Theresa May is blocking agreement on post-Brexit devolution says Ian Blackford, as the Prime Minister prepares to visit Scotland as part of a UK tour to mark one year until Brexit.
The UK government has been at an impasse with devolved administrations for months over the EU Withdrawal Bill, with Scottish and Welsh Ministers saying they cannot give consent for a “naked power grab”.
The row centres on Clause 11 of the Bill, which deals with whether powers brought back from Brussels should go straight to Holyrood and Cardiff Bay or to Westminster. UK Ministers still want 24 powers, including over farming, fishing and the environment, to be handed to Westminster on Brexit Day, so Scottish and Welsh governments have rushed through separate Continuity Bills to bring EU laws into the domestic statute books in the event no agreement can be reached before the UK leaves the EU.
Now SNP Westminster leader Ian Blackford has pinned the blame for the lack of movement on the Prime Minister, who he said “fails to understand” the principles behind the devolution settlement.
“It’s coming up to a year to Brexit and we still don’t have a resolution,” the Ross, Skye and Lochaber MP said. “I don’t know what the prime minister thinks she’s getting closer and closer to, but it isn’t the Scottish Government.
“It is the prime minister who is the block. Ultimately it is the prime minister who has authority over these matters, so it is the prime minister who is driving this – there is absolutely no doubt about that whatsoever.
“To be respectful to David Lidington I think he does understand the principle of devolution but the prime minister has got to show that understanding as well. The current situation shows a lack of full appreciation of the devolution settlement as is.
“We will get round the table and get a solution to this – the first minister, Michael Russell, John Swinnney, we all want a resolution to this and we will work with the government to achieve that.”
The prime minister will visit each of the four UK nations today, starting with textile workers at a factory in Ayrshire, before visiting Newcastle, Belfast, Barry and London.
Speaking ahead of the visit, Mrs May stood by her stance in the Brexit negotiations with devolved administrations, saying she had a duty to protect the integrity of the UK.

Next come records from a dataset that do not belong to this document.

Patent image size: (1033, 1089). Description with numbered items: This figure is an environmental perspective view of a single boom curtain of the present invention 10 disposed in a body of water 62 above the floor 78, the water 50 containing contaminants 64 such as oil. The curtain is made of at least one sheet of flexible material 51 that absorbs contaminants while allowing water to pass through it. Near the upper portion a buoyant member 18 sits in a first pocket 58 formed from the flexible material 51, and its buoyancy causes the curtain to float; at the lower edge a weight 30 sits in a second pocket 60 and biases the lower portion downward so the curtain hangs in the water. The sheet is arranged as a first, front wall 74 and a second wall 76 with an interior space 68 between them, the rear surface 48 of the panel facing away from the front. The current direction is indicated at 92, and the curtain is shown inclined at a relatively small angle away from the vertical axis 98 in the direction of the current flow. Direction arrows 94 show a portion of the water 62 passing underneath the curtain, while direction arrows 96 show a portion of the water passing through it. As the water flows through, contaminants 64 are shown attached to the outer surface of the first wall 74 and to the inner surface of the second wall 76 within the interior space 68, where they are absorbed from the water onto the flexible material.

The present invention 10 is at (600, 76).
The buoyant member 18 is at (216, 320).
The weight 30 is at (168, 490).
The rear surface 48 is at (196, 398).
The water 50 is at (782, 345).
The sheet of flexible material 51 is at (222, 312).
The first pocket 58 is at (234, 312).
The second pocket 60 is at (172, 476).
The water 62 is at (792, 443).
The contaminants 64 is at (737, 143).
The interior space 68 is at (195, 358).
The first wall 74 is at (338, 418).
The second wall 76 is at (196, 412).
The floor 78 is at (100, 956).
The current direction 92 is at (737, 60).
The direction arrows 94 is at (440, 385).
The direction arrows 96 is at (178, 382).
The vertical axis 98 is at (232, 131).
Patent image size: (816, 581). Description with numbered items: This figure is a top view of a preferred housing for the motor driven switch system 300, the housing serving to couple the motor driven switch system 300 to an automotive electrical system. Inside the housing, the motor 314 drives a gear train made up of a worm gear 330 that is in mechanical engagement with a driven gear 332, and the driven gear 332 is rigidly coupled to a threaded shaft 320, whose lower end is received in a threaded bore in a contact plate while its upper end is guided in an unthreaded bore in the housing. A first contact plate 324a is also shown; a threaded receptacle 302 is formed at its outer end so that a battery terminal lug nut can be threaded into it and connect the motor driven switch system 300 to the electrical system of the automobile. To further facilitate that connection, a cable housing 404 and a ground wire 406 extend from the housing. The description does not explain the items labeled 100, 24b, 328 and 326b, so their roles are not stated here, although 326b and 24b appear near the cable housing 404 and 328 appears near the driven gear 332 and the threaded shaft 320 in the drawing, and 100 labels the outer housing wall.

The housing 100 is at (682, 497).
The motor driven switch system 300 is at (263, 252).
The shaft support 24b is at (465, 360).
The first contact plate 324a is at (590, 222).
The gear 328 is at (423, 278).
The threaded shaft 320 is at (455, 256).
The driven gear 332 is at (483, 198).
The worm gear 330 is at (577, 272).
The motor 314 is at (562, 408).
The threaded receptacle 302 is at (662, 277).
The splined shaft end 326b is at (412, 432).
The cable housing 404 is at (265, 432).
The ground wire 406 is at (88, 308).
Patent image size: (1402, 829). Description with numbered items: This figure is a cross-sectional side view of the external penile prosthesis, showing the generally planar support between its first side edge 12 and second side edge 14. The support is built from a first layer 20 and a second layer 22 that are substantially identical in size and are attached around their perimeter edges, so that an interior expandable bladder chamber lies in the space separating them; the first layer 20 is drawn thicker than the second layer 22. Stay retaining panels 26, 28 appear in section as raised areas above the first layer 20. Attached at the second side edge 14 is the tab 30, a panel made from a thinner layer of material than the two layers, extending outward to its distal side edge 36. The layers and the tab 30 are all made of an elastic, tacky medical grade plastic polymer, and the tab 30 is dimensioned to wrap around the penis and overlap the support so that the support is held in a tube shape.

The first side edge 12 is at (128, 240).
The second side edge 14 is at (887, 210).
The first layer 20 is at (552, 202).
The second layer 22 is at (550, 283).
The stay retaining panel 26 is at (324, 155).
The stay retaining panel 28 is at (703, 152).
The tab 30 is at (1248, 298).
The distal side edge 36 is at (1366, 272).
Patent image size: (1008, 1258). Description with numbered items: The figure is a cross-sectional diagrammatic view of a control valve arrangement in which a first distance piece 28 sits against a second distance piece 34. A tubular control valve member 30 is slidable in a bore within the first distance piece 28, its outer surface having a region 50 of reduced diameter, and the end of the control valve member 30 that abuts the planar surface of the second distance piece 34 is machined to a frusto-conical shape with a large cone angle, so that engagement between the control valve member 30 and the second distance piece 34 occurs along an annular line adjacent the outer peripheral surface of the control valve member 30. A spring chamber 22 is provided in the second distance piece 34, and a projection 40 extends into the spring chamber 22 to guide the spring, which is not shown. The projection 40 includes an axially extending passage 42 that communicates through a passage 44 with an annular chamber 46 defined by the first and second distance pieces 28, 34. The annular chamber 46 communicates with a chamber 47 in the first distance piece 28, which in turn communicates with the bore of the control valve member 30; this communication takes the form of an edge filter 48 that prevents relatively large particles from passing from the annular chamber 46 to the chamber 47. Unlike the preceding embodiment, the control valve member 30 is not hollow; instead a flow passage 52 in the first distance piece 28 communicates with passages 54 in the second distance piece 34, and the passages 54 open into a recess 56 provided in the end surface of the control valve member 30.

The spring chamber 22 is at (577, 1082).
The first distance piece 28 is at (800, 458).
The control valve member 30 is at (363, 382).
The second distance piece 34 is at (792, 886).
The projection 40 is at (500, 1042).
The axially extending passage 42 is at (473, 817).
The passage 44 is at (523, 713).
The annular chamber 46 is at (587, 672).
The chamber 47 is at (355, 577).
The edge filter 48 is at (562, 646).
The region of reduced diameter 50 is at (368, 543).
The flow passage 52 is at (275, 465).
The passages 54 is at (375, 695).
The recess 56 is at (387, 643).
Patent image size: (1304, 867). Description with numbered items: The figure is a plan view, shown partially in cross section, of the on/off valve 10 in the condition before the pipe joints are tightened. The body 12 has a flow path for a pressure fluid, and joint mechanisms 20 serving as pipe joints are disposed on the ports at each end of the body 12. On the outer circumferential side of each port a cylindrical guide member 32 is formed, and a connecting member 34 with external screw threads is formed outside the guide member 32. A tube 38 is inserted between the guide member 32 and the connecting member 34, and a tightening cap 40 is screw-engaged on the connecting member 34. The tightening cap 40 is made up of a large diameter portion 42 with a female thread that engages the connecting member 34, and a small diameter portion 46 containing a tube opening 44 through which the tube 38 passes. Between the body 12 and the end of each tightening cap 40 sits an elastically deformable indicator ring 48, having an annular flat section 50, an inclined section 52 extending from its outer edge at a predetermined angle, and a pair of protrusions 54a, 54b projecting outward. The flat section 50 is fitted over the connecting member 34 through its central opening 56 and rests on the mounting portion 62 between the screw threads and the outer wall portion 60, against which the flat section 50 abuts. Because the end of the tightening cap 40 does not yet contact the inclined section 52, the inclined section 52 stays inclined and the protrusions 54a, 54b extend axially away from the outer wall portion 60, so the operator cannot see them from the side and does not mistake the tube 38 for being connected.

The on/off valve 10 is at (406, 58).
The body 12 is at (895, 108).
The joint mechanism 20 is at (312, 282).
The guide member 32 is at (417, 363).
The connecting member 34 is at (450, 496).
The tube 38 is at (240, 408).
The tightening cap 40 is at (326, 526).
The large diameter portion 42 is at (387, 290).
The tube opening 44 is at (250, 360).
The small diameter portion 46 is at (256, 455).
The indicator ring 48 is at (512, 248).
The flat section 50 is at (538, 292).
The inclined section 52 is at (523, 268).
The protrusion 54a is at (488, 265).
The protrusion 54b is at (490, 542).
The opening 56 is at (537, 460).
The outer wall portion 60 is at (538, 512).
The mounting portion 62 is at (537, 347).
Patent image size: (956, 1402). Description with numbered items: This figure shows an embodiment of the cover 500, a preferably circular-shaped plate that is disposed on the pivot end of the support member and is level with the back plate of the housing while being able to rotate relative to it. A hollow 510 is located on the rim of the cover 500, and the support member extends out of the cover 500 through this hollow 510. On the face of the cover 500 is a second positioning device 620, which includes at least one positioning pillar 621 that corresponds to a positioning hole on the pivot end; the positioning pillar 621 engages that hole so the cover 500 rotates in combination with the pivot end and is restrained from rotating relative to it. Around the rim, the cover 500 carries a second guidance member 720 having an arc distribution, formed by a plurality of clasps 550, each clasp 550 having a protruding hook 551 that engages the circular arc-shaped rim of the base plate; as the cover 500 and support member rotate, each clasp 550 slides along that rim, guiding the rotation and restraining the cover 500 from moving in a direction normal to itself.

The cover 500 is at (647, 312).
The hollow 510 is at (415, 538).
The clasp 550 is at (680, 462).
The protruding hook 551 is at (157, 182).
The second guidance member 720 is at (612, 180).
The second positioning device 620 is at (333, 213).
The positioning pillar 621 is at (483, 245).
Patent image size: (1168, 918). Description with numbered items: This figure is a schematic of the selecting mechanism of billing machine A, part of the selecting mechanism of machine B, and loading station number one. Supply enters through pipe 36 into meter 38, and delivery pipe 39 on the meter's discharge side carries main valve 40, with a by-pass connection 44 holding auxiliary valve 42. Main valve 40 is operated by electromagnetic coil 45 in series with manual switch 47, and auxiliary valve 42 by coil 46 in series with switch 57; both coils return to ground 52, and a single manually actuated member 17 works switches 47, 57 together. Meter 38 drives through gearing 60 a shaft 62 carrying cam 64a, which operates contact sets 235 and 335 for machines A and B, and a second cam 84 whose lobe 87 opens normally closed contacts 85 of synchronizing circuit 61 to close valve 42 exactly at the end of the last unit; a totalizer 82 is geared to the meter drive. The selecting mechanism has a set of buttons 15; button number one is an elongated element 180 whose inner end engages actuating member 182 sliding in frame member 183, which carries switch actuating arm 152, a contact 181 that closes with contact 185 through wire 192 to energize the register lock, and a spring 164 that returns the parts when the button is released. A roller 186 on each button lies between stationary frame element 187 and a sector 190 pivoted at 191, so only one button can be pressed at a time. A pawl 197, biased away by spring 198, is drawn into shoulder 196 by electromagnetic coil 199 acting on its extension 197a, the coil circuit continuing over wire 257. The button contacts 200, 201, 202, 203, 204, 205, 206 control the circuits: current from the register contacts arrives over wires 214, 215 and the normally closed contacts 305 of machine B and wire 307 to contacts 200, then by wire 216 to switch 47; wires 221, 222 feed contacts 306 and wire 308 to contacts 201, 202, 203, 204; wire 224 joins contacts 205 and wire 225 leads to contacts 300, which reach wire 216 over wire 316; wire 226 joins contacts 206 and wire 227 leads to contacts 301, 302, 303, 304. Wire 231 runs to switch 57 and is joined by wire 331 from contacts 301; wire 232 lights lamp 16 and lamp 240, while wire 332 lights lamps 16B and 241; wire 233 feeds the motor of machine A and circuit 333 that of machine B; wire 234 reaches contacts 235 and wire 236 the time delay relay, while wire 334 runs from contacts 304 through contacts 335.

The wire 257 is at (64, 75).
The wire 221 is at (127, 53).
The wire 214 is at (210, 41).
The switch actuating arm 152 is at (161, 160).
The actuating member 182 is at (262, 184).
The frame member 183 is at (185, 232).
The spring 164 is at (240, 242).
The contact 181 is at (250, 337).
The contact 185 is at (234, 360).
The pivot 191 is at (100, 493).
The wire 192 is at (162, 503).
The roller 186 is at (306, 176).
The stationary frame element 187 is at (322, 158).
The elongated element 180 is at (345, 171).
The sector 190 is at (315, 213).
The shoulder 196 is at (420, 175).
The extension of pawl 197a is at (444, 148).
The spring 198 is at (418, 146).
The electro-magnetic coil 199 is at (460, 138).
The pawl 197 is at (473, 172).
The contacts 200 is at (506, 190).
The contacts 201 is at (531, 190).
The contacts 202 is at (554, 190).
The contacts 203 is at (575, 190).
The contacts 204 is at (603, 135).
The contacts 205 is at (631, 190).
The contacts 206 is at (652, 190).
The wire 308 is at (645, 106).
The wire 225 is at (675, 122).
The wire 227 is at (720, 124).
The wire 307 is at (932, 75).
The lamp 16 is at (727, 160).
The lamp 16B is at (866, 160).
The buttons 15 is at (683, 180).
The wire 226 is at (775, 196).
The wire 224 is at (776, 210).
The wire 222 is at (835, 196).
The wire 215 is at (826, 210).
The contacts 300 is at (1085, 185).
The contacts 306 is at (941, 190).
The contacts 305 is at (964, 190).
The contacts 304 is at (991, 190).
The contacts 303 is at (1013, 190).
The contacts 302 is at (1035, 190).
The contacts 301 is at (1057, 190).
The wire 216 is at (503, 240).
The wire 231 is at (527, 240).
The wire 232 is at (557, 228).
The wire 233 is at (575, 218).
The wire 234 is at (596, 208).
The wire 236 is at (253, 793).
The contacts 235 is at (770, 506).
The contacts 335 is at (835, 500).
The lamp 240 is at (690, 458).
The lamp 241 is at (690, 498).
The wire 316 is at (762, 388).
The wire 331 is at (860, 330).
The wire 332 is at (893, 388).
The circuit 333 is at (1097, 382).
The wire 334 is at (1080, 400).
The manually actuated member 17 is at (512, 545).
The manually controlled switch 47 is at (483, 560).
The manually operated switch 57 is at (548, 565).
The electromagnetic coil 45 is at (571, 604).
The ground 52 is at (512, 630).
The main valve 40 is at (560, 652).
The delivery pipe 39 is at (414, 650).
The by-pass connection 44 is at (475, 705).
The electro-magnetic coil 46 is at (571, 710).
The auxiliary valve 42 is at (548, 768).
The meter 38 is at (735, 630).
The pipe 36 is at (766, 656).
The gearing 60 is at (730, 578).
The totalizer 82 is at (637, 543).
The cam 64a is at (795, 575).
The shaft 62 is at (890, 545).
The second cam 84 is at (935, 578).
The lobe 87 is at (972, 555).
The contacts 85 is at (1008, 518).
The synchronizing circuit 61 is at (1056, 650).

She said: “Each of the devolved nations will see an increase in their decision-making powers. Make no mistake, this government is absolutely committed to the devolution settlements as we have demonstrated beyond question with landmark pieces of legislation over the last few years.
“But as the Prime Minister of the United Kingdom, I have an absolute responsibility to protect the integrity of the United Kingdom as a whole. That means ensuring that no new barriers are created within our common domestic market and that the UK is able to meet its international obligations in the future.
“No Prime Minister could leave these things to chance, because they are absolutely crucial to our success as a country in the future.”
A Downing Street spokesman said: “Our focus continues to be on finding an agreed way forward with the devolved administrations.
“We’ve always been clear the vast majority of returning EU powers will transfer directly to Edinburgh, Cardiff and Belfast.
“While we have not yet reached agreement, discussions will continue and we are keen to maintain our engagement.”